Le changement de comportement et la crise climatique

Rapport de la Commission du développement durable de Cambridge sur la mise à l’échelle des changements de comportement. Résumé pour décideurs.

Titre original du fichier PDF : Cambridge Sustainability Commission on Scaling behaviour change report Executive Summary.

Source : https://www.rapidtransition.org/resources/cambridge-sustainability-commission/


Pouvons-nous changer notre mode de vie pour faire face à la crise climatique ? Il est de plus en plus évident que, parallèlement à l’évolution des politiques, de la prestation de services et de l’innovation technologique, des changements profonds dans les modes de vie sont également nécessaires si nous voulons éviter des niveaux dangereux de réchauffement de la planète. Après une longue période de négligence, le changement de comportement durable occupe désormais une place de plus en plus importante dans l’agenda de la politique climatique. Les derniers rapports du GIEC et du PNUE sur le déficit d’émissions ont commencé à accorder une plus grande attention au rôle du changement de comportement dans la réalisation d’objectifs climatiques ambitieux, et les gouvernements le considèrent de plus en plus comme un élément nécessaire de leurs stratégies de lutte contre le changement climatique.

Pourtant, en dépit d’une littérature académique de plus en plus abondante, qui fait appel à des approches différentes de l’économie, de la sociologie, de la psychologie, de l’étude des sciences et des technologies et de la politique, la question de l’extensibilité a fait l’objet d’une attention moindre : les points clés de l’effet de levier et de la traction qui permettent d’opérer des changements à l’échelle (ainsi qu’à la vitesse) nécessaire pour faire face à l’urgence climatique.

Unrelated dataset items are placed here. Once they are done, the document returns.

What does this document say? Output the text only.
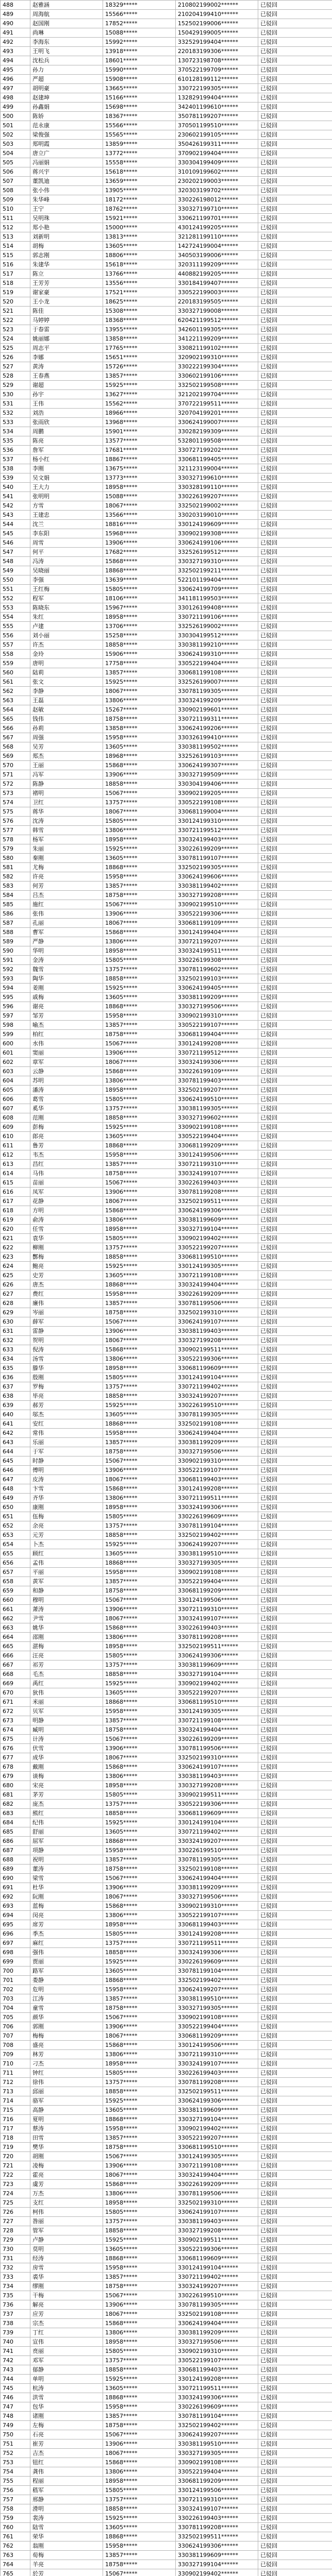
488	赵雅涵	18329*****	210802199002******	已驳回
489	周海航	15566*****	210204199410******	已驳回
490	赵国刚	17852*****	152502199006******	已驳回
491	尚琳	15088*****	150429199005******	已驳回
492	李海东	15992*****	332529199404******	已驳回
493	王明飞	13918*****	220183199306******	已驳回
494	沈松兵	18601*****	130723198708******	已驳回
495	孙力	15990*****	370522199709******	已驳回
496	严超	15908*****	610128199112******	已驳回
497	胡明豪	13665*****	330722199305******	已驳回
498	赵建坤	15166*****	132829199404******	已驳回
499	孙鑫娟	15698*****	342401199610******	已驳回
500	陈娇	18367*****	350781199207******	已驳回
501	范永康	15566*****	370501199510******	已驳回
502	梁俊强	15565*****	230602199105******	已驳回
503	郑明霞	13859*****	350426199311******	已驳回
504	唐立广	13772*****	370902199404******	已驳回
505	冯丽娟	15558*****	330304199409******	已驳回
506	蒋兴宇	15618*****	310109199602******	已驳回
507	董凯迪	13659*****	230202199003******	已驳回
508	张小伟	13905*****	320303199702******	已驳回
509	朱华峰	18172*****	330226198012******	已驳回
510	王宁	18762*****	330327199710******	已驳回
511	吴明珠	15921*****	330621199701******	已驳回
512	郑小艳	15000*****	430124199205******	已驳回
513	刘新明	13813*****	321281199110******	已驳回
514	胡梅	13605*****	142724199004******	已驳回
515	郭志刚	18806*****	340503199006******	已驳回
516	朱建华	15618*****	320311199209******	已驳回
517	陈立	13766*****	440882199205******	已驳回
518	王芳芳	13556*****	330184199407******	已驳回
519	谢家豪	17521*****	330522199003******	已驳回
520	王小龙	18625*****	220183199505******	已驳回
521	陈佳	15308*****	330327199008******	已驳回
522	马婷婷	18368*****	620421199512******	已驳回
523	于春雷	13955*****	342601199305******	已驳回
524	姚丽娜	13858*****	341221199209******	已驳回
525	周志平	17765*****	330821199102******	已驳回
526	李娜	15651*****	320902199310******	已驳回
527	黄涛	15726*****	330222199304******	已驳回
528	王春燕	13857*****	330602199106******	已驳回
529	谢超	15925*****	332502199508******	已驳回
530	孙宇	13627*****	321202199704******	已驳回
531	王伟	15562*****	370722199511******	已驳回
532	刘浩	18966*****	320704199201******	已驳回
533	张雨欣	13968*****	330624199007******	已驳回
534	周鹏	15901*****	330282199309******	已驳回
535	陈亮	13577*****	532801199508******	已驳回
536	詹军	17681*****	330727199202******	已驳回
537	杨小红	18867*****	330681199405******	已驳回
538	李刚	13675*****	321123199004******	已驳回
539	吴文娟	13773*****	330327199610******	已驳回
540	王大力	18958*****	330328199110******	已驳回
541	张明明	15088*****	330226199207******	已驳回
542	方雪	18067*****	332502199002******	已驳回
543	王建忠	13566*****	330203199010******	已驳回
544	沈兰	18816*****	330124199609******	已驳回
545	李东阳	15968*****	330902199308******	已驳回
546	周雪	13906*****	330624199106******	已驳回
547	何平	17682*****	332526199512******	已驳回
548	冯涛	15868*****	330327199310******	已驳回
549	吴晓丽	18868*****	332502199211******	已驳回
550	李强	13639*****	522101199404******	已驳回
551	王红梅	15805*****	330624199709******	已驳回
552	程军	18106*****	341181199503******	已驳回
553	陈晓东	15967*****	330126199408******	已驳回
554	朱红	18958*****	330721199106******	已驳回
555	卢建	13706*****	332526199002******	已驳回
556	刘小丽	15258*****	330304199512******	已驳回
557	许杰	18858*****	330381199210******	已驳回
558	金玲	15906*****	330624199310******	已驳回
559	唐明	17758*****	330522199404******	已驳回
560	陆莉	13857*****	330681199108******	已驳回
561	张文	15925*****	332526199007******	已驳回
562	李静	18067*****	330781199305******	已驳回
563	王磊	13806*****	330324199209******	已驳回
564	赵敏	15267*****	330902199601******	已驳回
565	钱伟	18758*****	330721199311******	已驳回
566	孙莉	13858*****	330624199206******	已驳回
567	周强	15958*****	330326199410******	已驳回
568	吴芳	13605*****	330381199502******	已驳回
569	郑杰	18968*****	332526199103******	已驳回
570	王丽	15868*****	330624199307******	已驳回
571	冯军	13906*****	330327199509******	已驳回
572	陈静	18858*****	330304199406******	已驳回
573	褚明	15067*****	330902199205******	已驳回
574	卫红	13757*****	330522199108******	已驳回
575	蒋华	18067*****	330681199004******	已驳回
576	沈涛	15805*****	330124199310******	已驳回
577	韩雪	13806*****	330721199512******	已驳回
578	杨军	18958*****	330324199403******	已驳回
579	朱丽	15925*****	330226199209******	已驳回
580	秦刚	13605*****	330781199107******	已驳回
581	尤梅	18868*****	332502199305******	已驳回
582	许亮	15958*****	330624199606******	已驳回
583	何芳	13857*****	330381199402******	已驳回
584	吕杰	18758*****	330327199208******	已驳回
585	施红	15067*****	330902199510******	已驳回
586	张伟	13906*****	330522199306******	已驳回
587	孔丽	18067*****	330681199109******	已驳回
588	曹军	15868*****	330124199404******	已驳回
589	严静	13806*****	330721199207******	已驳回
590	华明	18958*****	330324199511******	已驳回
591	金涛	15805*****	330226199308******	已驳回
592	魏雪	13757*****	330781199602******	已驳回
593	陶华	18858*****	332502199103******	已驳回
594	姜刚	15925*****	330624199405******	已驳回
595	戚梅	13605*****	330381199209******	已驳回
596	谢亮	18868*****	330327199506******	已驳回
597	邹芳	15958*****	330902199310******	已驳回
598	喻杰	13857*****	330522199107******	已驳回
599	柏红	18758*****	330681199404******	已驳回
600	水伟	15067*****	330124199208******	已驳回
601	窦丽	13906*****	330721199512******	已驳回
602	章军	18067*****	330324199306******	已驳回
603	云静	15868*****	330226199109******	已驳回
604	苏明	13806*****	330781199403******	已驳回
605	潘涛	18958*****	332502199207******	已驳回
606	葛雪	15805*****	330624199510******	已驳回
607	奚华	13757*****	330381199305******	已驳回
608	范刚	18858*****	330327199602******	已驳回
609	彭梅	15925*****	330902199108******	已驳回
610	郎亮	13605*****	330522199404******	已驳回
611	鲁芳	18868*****	330681199209******	已驳回
612	韦杰	15958*****	330124199506******	已驳回
613	昌红	13857*****	330721199310******	已驳回
614	马伟	18758*****	330324199107******	已驳回
615	苗丽	15067*****	330226199403******	已驳回
616	凤军	13906*****	330781199208******	已驳回
617	花静	18067*****	332502199511******	已驳回
618	方明	15868*****	330624199306******	已驳回
619	俞涛	13806*****	330381199609******	已驳回
620	任雪	18958*****	330327199104******	已驳回
621	袁华	15805*****	330902199402******	已驳回
622	柳刚	13757*****	330522199207******	已驳回
623	酆梅	18858*****	330681199510******	已驳回
624	鲍亮	15925*****	330124199305******	已驳回
625	史芳	13605*****	330721199108******	已驳回
626	唐杰	18868*****	330324199404******	已驳回
627	费红	15958*****	330226199209******	已驳回
628	廉伟	13857*****	330781199506******	已驳回
629	岑丽	18758*****	332502199310******	已驳回
630	薛军	15067*****	330624199107******	已驳回
631	雷静	13906*****	330381199403******	已驳回
632	贺明	18067*****	330327199208******	已驳回
633	倪涛	15868*****	330902199511******	已驳回
634	汤雪	13806*****	330522199306******	已驳回
635	滕华	18958*****	330681199609******	已驳回
636	殷刚	15805*****	330124199104******	已驳回
637	罗梅	13757*****	330721199402******	已驳回
638	毕亮	18858*****	330324199207******	已驳回
639	郝芳	15925*****	330226199510******	已驳回
640	邬杰	13605*****	330781199305******	已驳回
641	安红	18868*****	332502199108******	已驳回
642	常伟	15958*****	330624199404******	已驳回
643	乐丽	13857*****	330381199209******	已驳回
644	于军	18758*****	330327199506******	已驳回
645	时静	15067*****	330902199310******	已驳回
646	傅明	13906*****	330522199107******	已驳回
647	皮涛	18067*****	330681199403******	已驳回
648	卞雪	15868*****	330124199208******	已驳回
649	齐华	13806*****	330721199511******	已驳回
650	康刚	18958*****	330324199306******	已驳回
651	伍梅	15805*****	330226199609******	已驳回
652	余亮	13757*****	330781199104******	已驳回
653	元芳	18858*****	332502199402******	已驳回
654	卜杰	15925*****	330624199207******	已驳回
655	顾红	13605*****	330381199510******	已驳回
656	孟伟	18868*****	330327199305******	已驳回
657	平丽	15958*****	330902199108******	已驳回
658	黄军	13857*****	330522199404******	已驳回
659	和静	18758*****	330681199209******	已驳回
660	穆明	15067*****	330124199506******	已驳回
661	萧涛	13906*****	330721199310******	已驳回
662	尹雪	18067*****	330324199107******	已驳回
663	姚华	15868*****	330226199403******	已驳回
664	邵刚	13806*****	330781199208******	已驳回
665	湛梅	18958*****	332502199511******	已驳回
666	汪亮	15805*****	330624199306******	已驳回
667	祁芳	13757*****	330381199609******	已驳回
668	毛杰	18858*****	330327199104******	已驳回
669	禹红	15925*****	330902199402******	已驳回
670	狄伟	13605*****	330522199207******	已驳回
671	米丽	18868*****	330681199510******	已驳回
672	贝军	15958*****	330124199305******	已驳回
673	明静	13857*****	330721199108******	已驳回
674	臧明	18758*****	330324199404******	已驳回
675	计涛	15067*****	330226199209******	已驳回
676	伏雪	13906*****	330781199506******	已驳回
677	成华	18067*****	332502199310******	已驳回
678	戴刚	15868*****	330624199107******	已驳回
679	谈梅	13806*****	330381199403******	已驳回
680	宋亮	18958*****	330327199208******	已驳回
681	茅芳	15805*****	330902199511******	已驳回
682	庞杰	13757*****	330522199306******	已驳回
683	熊红	18858*****	330681199609******	已驳回
684	纪伟	15925*****	330124199104******	已驳回
685	舒丽	13605*****	330721199402******	已驳回
686	屈军	18868*****	330324199207******	已驳回
687	项静	15958*****	330226199510******	已驳回
688	祝明	13857*****	330781199305******	已驳回
689	董涛	18758*****	332502199108******	已驳回
690	梁雪	15067*****	330624199404******	已驳回
691	杜华	13906*****	330381199209******	已驳回
692	阮刚	18067*****	330327199506******	已驳回
693	蓝梅	15868*****	330902199310******	已驳回
694	闵亮	13806*****	330522199107******	已驳回
695	席芳	18958*****	330681199403******	已驳回
696	季杰	15805*****	330124199208******	已驳回
697	麻红	13757*****	330721199511******	已驳回
698	强伟	18858*****	330324199306******	已驳回
699	贾丽	15925*****	330226199609******	已驳回
700	路军	13605*****	330781199104******	已驳回
701	娄静	18868*****	332502199402******	已驳回
702	危明	15958*****	330624199207******	已驳回
703	江涛	13857*****	330381199510******	已驳回
704	童雪	18758*****	330327199305******	已驳回
705	颜华	15067*****	330902199108******	已驳回
706	郭刚	13906*****	330522199404******	已驳回
707	梅梅	18067*****	330681199209******	已驳回
708	盛亮	15868*****	330124199506******	已驳回
709	林芳	13806*****	330721199310******	已驳回
710	刁杰	18958*****	330324199107******	已驳回
711	钟红	15805*****	330226199403******	已驳回
712	徐伟	13757*****	330781199208******	已驳回
713	邱丽	18858*****	332502199511******	已驳回
714	骆军	15925*****	330624199306******	已驳回
715	高静	13605*****	330381199609******	已驳回
716	夏明	18868*****	330327199104******	已驳回
717	蔡涛	15958*****	330902199402******	已驳回
718	田雪	13857*****	330522199207******	已驳回
719	樊华	18758*****	330681199510******	已驳回
720	胡刚	15067*****	330124199305******	已驳回
721	凌梅	13906*****	330721199108******	已驳回
722	霍亮	18067*****	330324199404******	已驳回
723	虞芳	15868*****	330226199209******	已驳回
724	万杰	13806*****	330781199506******	已驳回
725	支红	18958*****	332502199310******	已驳回
726	柯伟	15805*****	330624199107******	已驳回
727	昝丽	13757*****	330381199403******	已驳回
728	管军	18858*****	330327199208******	已驳回
729	卢静	15925*****	330902199511******	已驳回
730	莫明	13605*****	330522199306******	已驳回
731	经涛	18868*****	330681199609******	已驳回
732	房雪	15958*****	330124199104******	已驳回
733	裘华	13857*****	330721199402******	已驳回
734	缪刚	18758*****	330324199207******	已驳回
735	干梅	15067*****	330226199510******	已驳回
736	解亮	13906*****	330781199305******	已驳回
737	应芳	18067*****	332502199108******	已驳回
738	宗杰	15868*****	330624199404******	已驳回
739	丁红	13806*****	330381199209******	已驳回
740	宣伟	18958*****	330327199506******	已驳回
741	贲丽	15805*****	330902199310******	已驳回
742	邓军	13757*****	330522199107******	已驳回
743	郁静	18858*****	330681199403******	已驳回
744	单明	15925*****	330124199208******	已驳回
745	杭涛	13605*****	330721199511******	已驳回
746	洪雪	18868*****	330324199306******	已驳回
747	包华	15958*****	330226199609******	已驳回
748	诸刚	13857*****	330781199104******	已驳回
749	左梅	18758*****	332502199402******	已驳回
750	石亮	15067*****	330624199207******	已驳回
751	崔芳	13906*****	330381199510******	已驳回
752	吉杰	18067*****	330327199305******	已驳回
753	钮红	15868*****	330902199108******	已驳回
754	龚伟	13806*****	330522199404******	已驳回
755	程丽	18958*****	330681199209******	已驳回
756	嵇军	15805*****	330124199506******	已驳回
757	邢静	13757*****	330721199310******	已驳回
758	滑明	18858*****	330324199107******	已驳回
759	裴涛	15925*****	330226199403******	已驳回
760	陆雪	13605*****	330781199208******	已驳回
761	荣华	18868*****	332502199511******	已驳回
762	翁刚	15958*****	330624199306******	已驳回
763	荀梅	13857*****	330381199609******	已驳回
764	羊亮	18758*****	330327199104******	已驳回
765	於芳	15067*****	330902199402******	已驳回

Tel était le défi lancé à la Cambridge Sustainability Commission on Scaling Behaviour Change, un groupe d’experts composé de 31 personnes issues de diverses disciplines et d’un réseau de praticiens, impliqués de différentes manières dans le changement de comportement durable : passer en revue ce que nous savons de la littérature universitaire et de l’expérience sur le terrain en matière de changement de comportement à grande échelle et suggérer des pistes pour l’avenir en termes de points d’intervention futurs et d’étapes concrètes.

1. Le changement individuel et le changement des systèmes vont de pair

Il est clair que nous avons besoin d’un changement à la fois individuel et systémique, et le principal défi consiste à faire en sorte qu’ils se renforcent mutuellement. En réfléchissant de manière plus globale au « comportement », nous pouvons faire avancer le débat au-delà de l’accent dominant mis sur les décisions individuelles et domestiques. Il existe de nombreuses suppositions tacites sur ce qu’est le « comportement », souvent réduit à des actions de consommation à petite échelle. Mais l’action personnelle peut également être liée à d’autres formes d’action collective, d’influence sociale et politique, et d’engagement avec le monde extérieur. Ce changement d’approche permet une vision plus responsabilisante de l’action personnelle, mieux à même de conduire le changement social et économique.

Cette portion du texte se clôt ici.